我想了一想,道:「只不知榮貴人是否真心喜歡皇上。」春菱笑笑,並不接話。我又問:「姐姐,榮貴人常年佩戴麝香於身上——依你看來,她是出於什麼目的?」
春菱愕了一愕,又四下張望了一回,方道:「奴婢想法,要麼她不知那是麝香;要麼她並不想生皇子;要麼她準備在身邊讓別人懷不上孩子;要麼……她或者是被別人種了麝香而不自知?」
我笑道:「倒虧了姐姐,竟將各種情況都想說齊全了。」
我們說笑著,慢慢走過一處小樹林。「嗚……嗚……嗚……」叢林深處,斷斷續續的,傳來一名女子的低低飲泣之聲。我與春菱對望一眼,走過去看時,卻是萼兒禮的貼身侍女小紅。我看了春菱一眼,春菱忙問小紅所為何事,受了什麼委屈——卻又一個勁地搖頭不說。

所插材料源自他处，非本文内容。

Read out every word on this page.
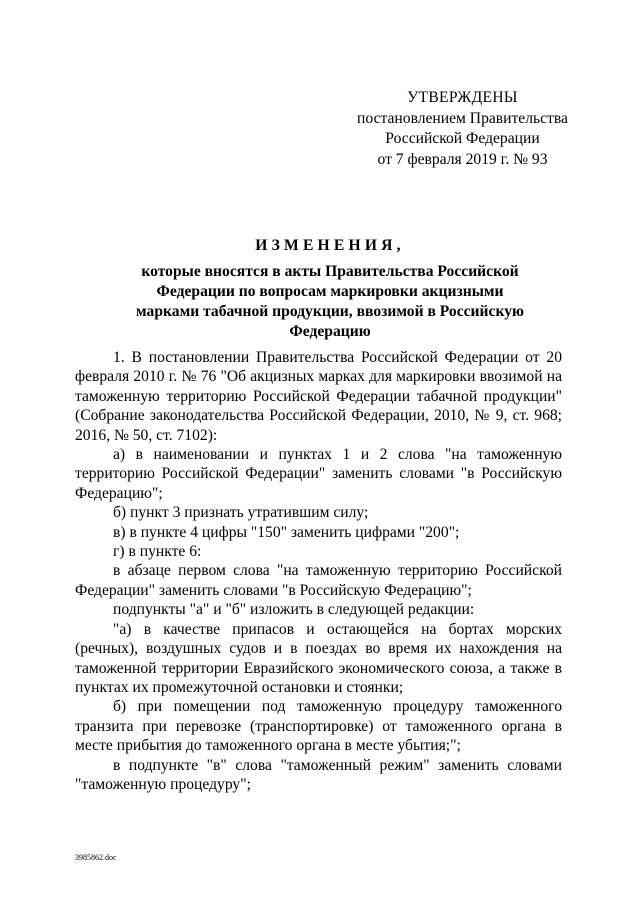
УТВЕРЖДЕНЫ
постановлением Правительства
Российской Федерации
от 7 февраля 2019 г. № 93
ИЗМЕНЕНИЯ,
которые вносятся в акты Правительства Российской Федерации по вопросам маркировки акцизными марками табачной продукции, ввозимой в Российскую Федерацию

1. В постановлении Правительства Российской Федерации от 20 февраля 2010 г. № 76 "Об акцизных марках для маркировки ввозимой на таможенную территорию Российской Федерации табачной продукции" (Собрание законодательства Российской Федерации, 2010, № 9, ст. 968; 2016, № 50, ст. 7102):

а) в наименовании и пунктах 1 и 2 слова "на таможенную территорию Российской Федерации" заменить словами "в Российскую Федерацию";

б) пункт 3 признать утратившим силу;

в) в пункте 4 цифры "150" заменить цифрами "200";

г) в пункте 6:

в абзаце первом слова "на таможенную территорию Российской Федерации" заменить словами "в Российскую Федерацию";

подпункты "а" и "б" изложить в следующей редакции:

"а) в качестве припасов и остающейся на бортах морских (речных), воздушных судов и в поездах во время их нахождения на таможенной территории Евразийского экономического союза, а также в пунктах их промежуточной остановки и стоянки;

б) при помещении под таможенную процедуру таможенного транзита при перевозке (транспортировке) от таможенного органа в месте прибытия до таможенного органа в месте убытия;";

в подпункте "в" слова "таможенный режим" заменить словами "таможенную процедуру";

3985862.doc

我走過去,剛開口道:「小紅……」她卻陡地驚至跳起。她在月光樹影之下看著我,瞳子裡陡地漾出深深的驚恐,她渾身顫抖,好像寒天浸入冰潭,顫聲道:「我怕……」
我與春菱見狀再次對望,背心一寒。春菱過去扶住她肩,柔聲道:「好妹妹,別怕。告訴姐姐們,此次是否有人害你主子?莫非……榮貴人不是失足落水,而是被別人推下去的?」
「這……」小紅一怔。她猶疑半響,方才低聲說道:「不錯。」她不敢流淚,只哽咽道:「當時,我正陪在我家主子身邊,我親眼見有人從背後推我們主子下水。主子落水後,一路過的太監立時下水去救。我正驚慌叫喊,突然手被人扣住。那人在我耳邊說,告訴你家主子,次此只是小教訓。若下次她再心向著柳荷煙——只怕便沒這樣好運。」
怎麼會是……衝著我來的?心中又是一驚,絲毫沒有懷疑小紅話中的可信程
度,只問道:「你看清楚是誰沒有?怎麼這樣大膽,剛才為什不稟奏皇上?」
小紅低聲道:「主子不讓說。主子怕……花萼樓的人再遭其他不測。」
我微微詫然著:「也就是榮主子太過溫馴老實些個。」
春菱沉聲道:「那個路過救了你主子的太監,可知在哪處當差?」
小紅猶疑半響,再三猶疑,方用了幾乎細不可聞的聲音,答道:「錦繡宮。」
頭頂如有驚雷滾過——我早知萼兒入宮不久便為良妃拉攏,實不想她今日竟因了我為良妃竟反手相害。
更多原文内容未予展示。